By Aby Jose Koilparambil
(Reuters) – Top London-focused landlords are betting on environmentally compliant office spaces at prime locations that offer higher rents as tenants become more selective in their real estate investments amid hybrid work trends in an uncertain economy.
UK commercial property firms have cashed in on this trend, logging steady growth in rental incomes and occupancy rates over the last year even as elevated interest rates hamper growth elsewhere in their business.
Mark Ridley, the CEO of global real estate services firm Savills, said his group is seeing rental growth in prime central London offices with Japanese, Australian and European investors looking at the UK, which has outpaced other markets in pricing recovery.
Ridley said environmentally sustainable spaces have become the “real definer” of demand, particularly in the offices segment.
About 20-23% of the stock of built buildings in London meets sustainability standards and that is where everybody wants to be, Ridley said.
Savills has forecast an average 2.4% rental growth in 2024 for City of London Grade A spaces – property refurbished or redeveloped in the past decade – while for Grade B properties, rents could decline by 2.5% this year.
For prime properties, which account for the top 10% of rents, rates are forecast to grow by 2.9% this year.
Demand for office spaces in London has risen to the highest level in a decade, with companies on the hunt for nearly 12 million square feet of real estate, according to a study by consultancy Knight Frank.
Major London-listed landlords are better placed to cater to this demand.
“Landlords in the listed segment have done a very good job of making sure their assets are in the right locations, and also largely own properties that are either best-in-class buildings or can be converted to premium spaces in an economical way,” said James Carswell, real estate equity analyst at Peel Hunt.
British Land Chief Financial Officer Bhavesh Mistry said smooth transport connectivity and sustainability credentials have become a crucial differentiator for attracting tenants.
To be sure, the office space sector still faces some stumbling blocks, including a risk to demand from sectors such as the tech industry, which account for a significant chunk of real estate demand and are looking to cut costs.

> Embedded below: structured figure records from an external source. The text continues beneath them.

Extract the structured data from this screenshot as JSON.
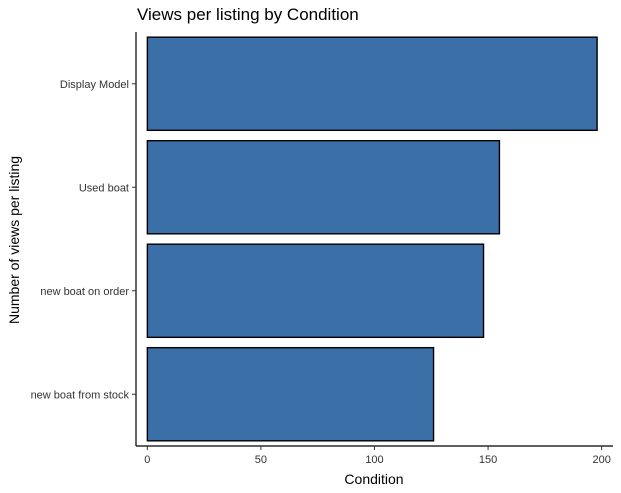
{
  "chart_data": {
    "type": "bar",
    "orientation": "horizontal",
    "title": "Views per listing by Condition",
    "xlabel": "Condition",
    "ylabel": "Number of views per listing",
    "categories": [
      "Display Model",
      "Used boat",
      "new boat on order",
      "new boat from stock"
    ],
    "values": [
      198,
      155,
      148,
      126
    ],
    "xlim": [
      -5,
      205
    ],
    "xticks": [
      0,
      50,
      100,
      150,
      200
    ],
    "grid": false,
    "legend": "none",
    "bar_fill": "#3A6FA8",
    "bar_stroke": "#000000"
  }
}
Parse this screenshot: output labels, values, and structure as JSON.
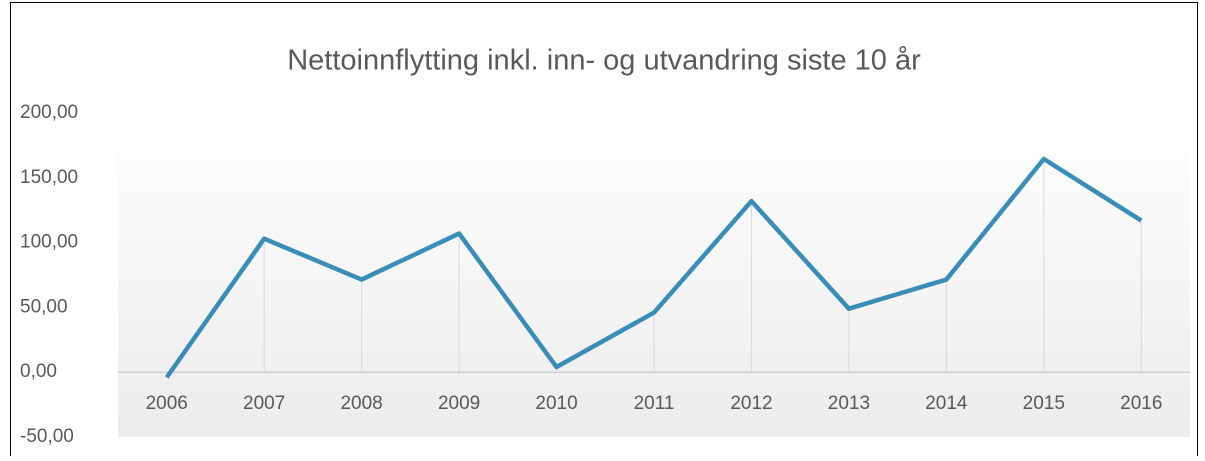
{
  "chart_data": {
    "type": "line",
    "title": "Nettoinnflytting inkl. inn- og utvandring siste 10 år",
    "categories": [
      "2006",
      "2007",
      "2008",
      "2009",
      "2010",
      "2011",
      "2012",
      "2013",
      "2014",
      "2015",
      "2016"
    ],
    "series": [
      {
        "name": "Nettoinnflytting",
        "color": "#3a8db6",
        "values": [
          -4,
          103,
          71.5,
          107,
          4,
          46,
          132,
          49,
          71.5,
          164.5,
          117
        ]
      }
    ],
    "ylim": [
      -50,
      200
    ],
    "yticks": [
      {
        "value": -50,
        "label": "-50,00"
      },
      {
        "value": 0,
        "label": "0,00"
      },
      {
        "value": 50,
        "label": "50,00"
      },
      {
        "value": 100,
        "label": "100,00"
      },
      {
        "value": 150,
        "label": "150,00"
      },
      {
        "value": 200,
        "label": "200,00"
      }
    ],
    "grid": false,
    "drop_lines": true
  }
}
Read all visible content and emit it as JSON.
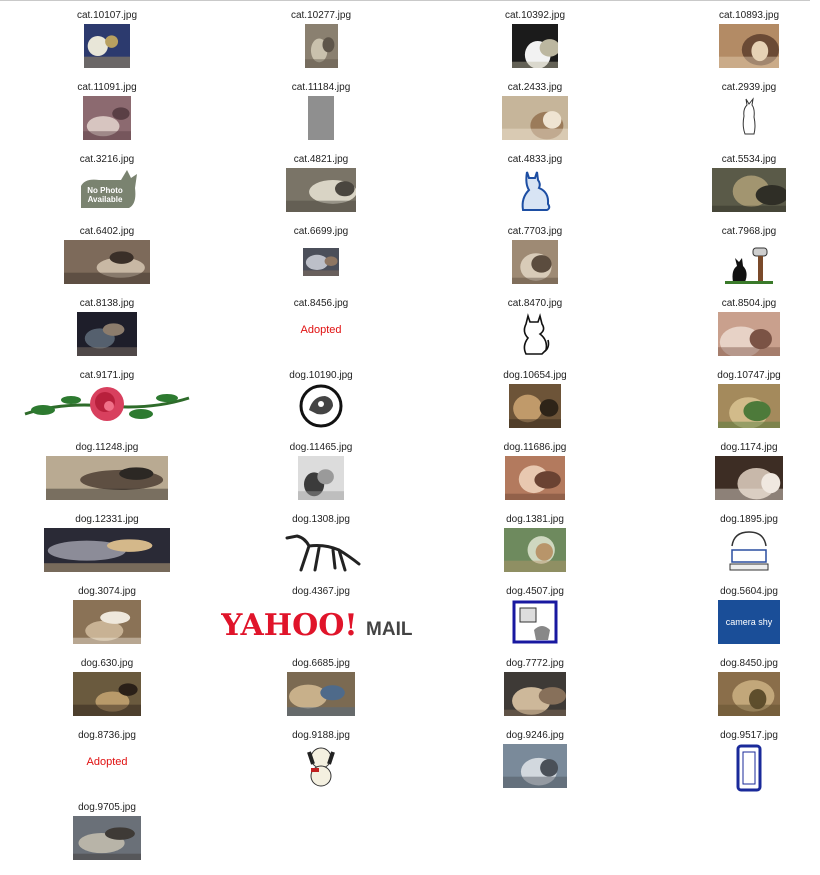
{
  "gallery": {
    "files": [
      "cat.10107.jpg",
      "cat.10277.jpg",
      "cat.10392.jpg",
      "cat.10893.jpg",
      "cat.11091.jpg",
      "cat.11184.jpg",
      "cat.2433.jpg",
      "cat.2939.jpg",
      "cat.3216.jpg",
      "cat.4821.jpg",
      "cat.4833.jpg",
      "cat.5534.jpg",
      "cat.6402.jpg",
      "cat.6699.jpg",
      "cat.7703.jpg",
      "cat.7968.jpg",
      "cat.8138.jpg",
      "cat.8456.jpg",
      "cat.8470.jpg",
      "cat.8504.jpg",
      "cat.9171.jpg",
      "dog.10190.jpg",
      "dog.10654.jpg",
      "dog.10747.jpg",
      "dog.11248.jpg",
      "dog.11465.jpg",
      "dog.11686.jpg",
      "dog.1174.jpg",
      "dog.12331.jpg",
      "dog.1308.jpg",
      "dog.1381.jpg",
      "dog.1895.jpg",
      "dog.3074.jpg",
      "dog.4367.jpg",
      "dog.4507.jpg",
      "dog.5604.jpg",
      "dog.630.jpg",
      "dog.6685.jpg",
      "dog.7772.jpg",
      "dog.8450.jpg",
      "dog.8736.jpg",
      "dog.9188.jpg",
      "dog.9246.jpg",
      "dog.9517.jpg",
      "dog.9705.jpg"
    ],
    "image_text": {
      "no_photo": "No Photo Available",
      "adopted": "Adopted",
      "yahoo": "YAHOO!",
      "mail": "MAIL",
      "camera_shy": "camera shy"
    }
  }
}
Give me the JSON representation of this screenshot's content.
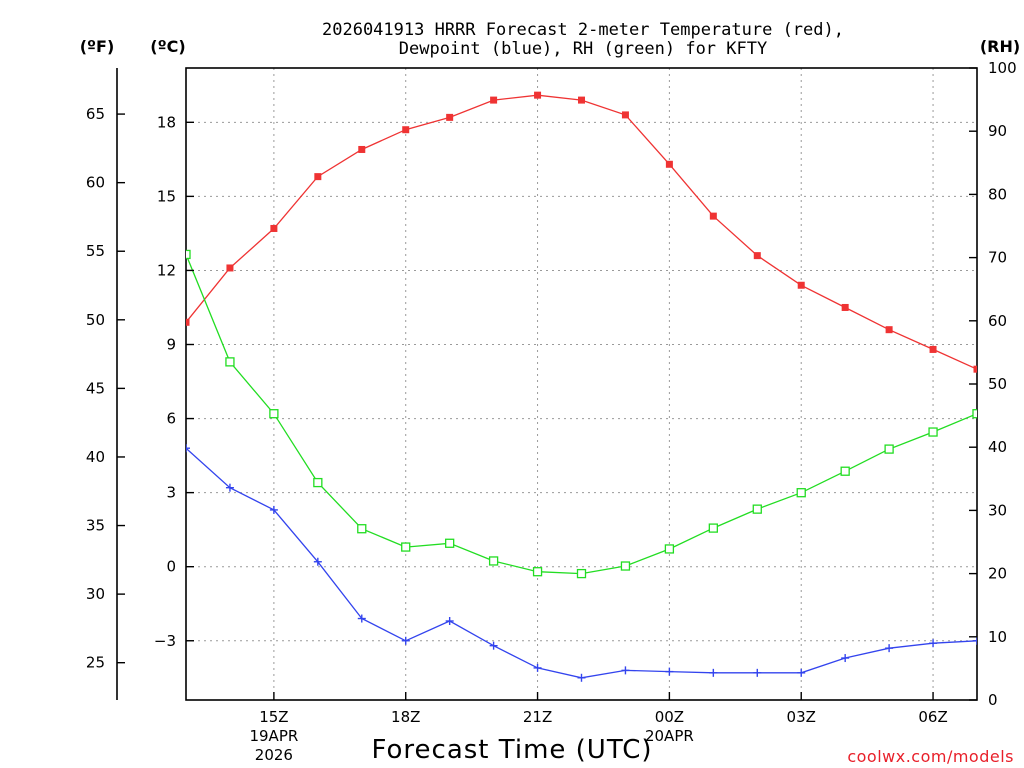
{
  "chart_data": {
    "type": "line",
    "title_line1": "2026041913 HRRR Forecast 2-meter Temperature (red),",
    "title_line2": "Dewpoint (blue), RH (green) for KFTY",
    "unit_f": "(ºF)",
    "unit_c": "(ºC)",
    "unit_rh": "(RH)",
    "xlabel": "Forecast Time (UTC)",
    "credit": "coolwx.com/models",
    "x_range": [
      13,
      31
    ],
    "x_ticks": [
      {
        "x": 15,
        "label": "15Z",
        "sub1": "19APR",
        "sub2": "2026"
      },
      {
        "x": 18,
        "label": "18Z",
        "sub1": "",
        "sub2": ""
      },
      {
        "x": 21,
        "label": "21Z",
        "sub1": "",
        "sub2": ""
      },
      {
        "x": 24,
        "label": "00Z",
        "sub1": "20APR",
        "sub2": ""
      },
      {
        "x": 27,
        "label": "03Z",
        "sub1": "",
        "sub2": ""
      },
      {
        "x": 30,
        "label": "06Z",
        "sub1": "",
        "sub2": ""
      }
    ],
    "celsius_axis": {
      "range": [
        -5.4,
        20.2
      ],
      "ticks": [
        {
          "v": 18,
          "label": "18"
        },
        {
          "v": 15,
          "label": "15"
        },
        {
          "v": 12,
          "label": "12"
        },
        {
          "v": 9,
          "label": "9"
        },
        {
          "v": 6,
          "label": "6"
        },
        {
          "v": 3,
          "label": "3"
        },
        {
          "v": 0,
          "label": "0"
        },
        {
          "v": -3,
          "label": "−3"
        }
      ]
    },
    "fahrenheit_axis": {
      "ticks": [
        {
          "v": 65,
          "label": "65"
        },
        {
          "v": 60,
          "label": "60"
        },
        {
          "v": 55,
          "label": "55"
        },
        {
          "v": 50,
          "label": "50"
        },
        {
          "v": 45,
          "label": "45"
        },
        {
          "v": 40,
          "label": "40"
        },
        {
          "v": 35,
          "label": "35"
        },
        {
          "v": 30,
          "label": "30"
        },
        {
          "v": 25,
          "label": "25"
        }
      ]
    },
    "rh_axis": {
      "range": [
        0,
        100
      ],
      "ticks": [
        {
          "v": 100,
          "label": "100"
        },
        {
          "v": 90,
          "label": "90"
        },
        {
          "v": 80,
          "label": "80"
        },
        {
          "v": 70,
          "label": "70"
        },
        {
          "v": 60,
          "label": "60"
        },
        {
          "v": 50,
          "label": "50"
        },
        {
          "v": 40,
          "label": "40"
        },
        {
          "v": 30,
          "label": "30"
        },
        {
          "v": 20,
          "label": "20"
        },
        {
          "v": 10,
          "label": "10"
        },
        {
          "v": 0,
          "label": "0"
        }
      ]
    },
    "series": [
      {
        "name": "Temperature",
        "axis": "c",
        "color": "#ef3333",
        "marker": "filled-square",
        "x": [
          13,
          14,
          15,
          16,
          17,
          18,
          19,
          20,
          21,
          22,
          23,
          24,
          25,
          26,
          27,
          28,
          29,
          30,
          31
        ],
        "values": [
          9.9,
          12.1,
          13.7,
          15.8,
          16.9,
          17.7,
          18.2,
          18.9,
          19.1,
          18.9,
          18.3,
          16.3,
          14.2,
          12.6,
          11.4,
          10.5,
          9.6,
          8.8,
          8.0
        ]
      },
      {
        "name": "Dewpoint",
        "axis": "c",
        "color": "#3344ee",
        "marker": "plus",
        "x": [
          13,
          14,
          15,
          16,
          17,
          18,
          19,
          20,
          21,
          22,
          23,
          24,
          25,
          26,
          27,
          28,
          29,
          30,
          31
        ],
        "values": [
          4.8,
          3.2,
          2.3,
          0.2,
          -2.1,
          -3.0,
          -2.2,
          -3.2,
          -4.1,
          -4.5,
          -4.2,
          -4.25,
          -4.3,
          -4.3,
          -4.3,
          -3.7,
          -3.3,
          -3.1,
          -3.0
        ]
      },
      {
        "name": "RH",
        "axis": "rh",
        "color": "#22dd22",
        "marker": "open-square",
        "x": [
          13,
          14,
          15,
          16,
          17,
          18,
          19,
          20,
          21,
          22,
          23,
          24,
          25,
          26,
          27,
          28,
          29,
          30,
          31
        ],
        "values": [
          70.5,
          53.5,
          45.3,
          34.4,
          27.1,
          24.2,
          24.8,
          22.0,
          20.3,
          20.0,
          21.2,
          23.9,
          27.2,
          30.2,
          32.8,
          36.2,
          39.7,
          42.4,
          45.3
        ]
      }
    ]
  }
}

Facebook owner Meta last September paid 149 million pounds ($182.4 million) to British Land to break its lease on a central London office building, underscoring the pressure in the tech sector.
“If you have got 40% of your building occupied by back-office functions, and you’re under pressure to reduce costs, I think those major occupiers will shrink their footprint,” said Mark Allan, CEO of Landsec.
Allan said Landsec plans to spend more on multi-let buildings going forward rather than single-let, headquarters space to avoid exposure to any single sector.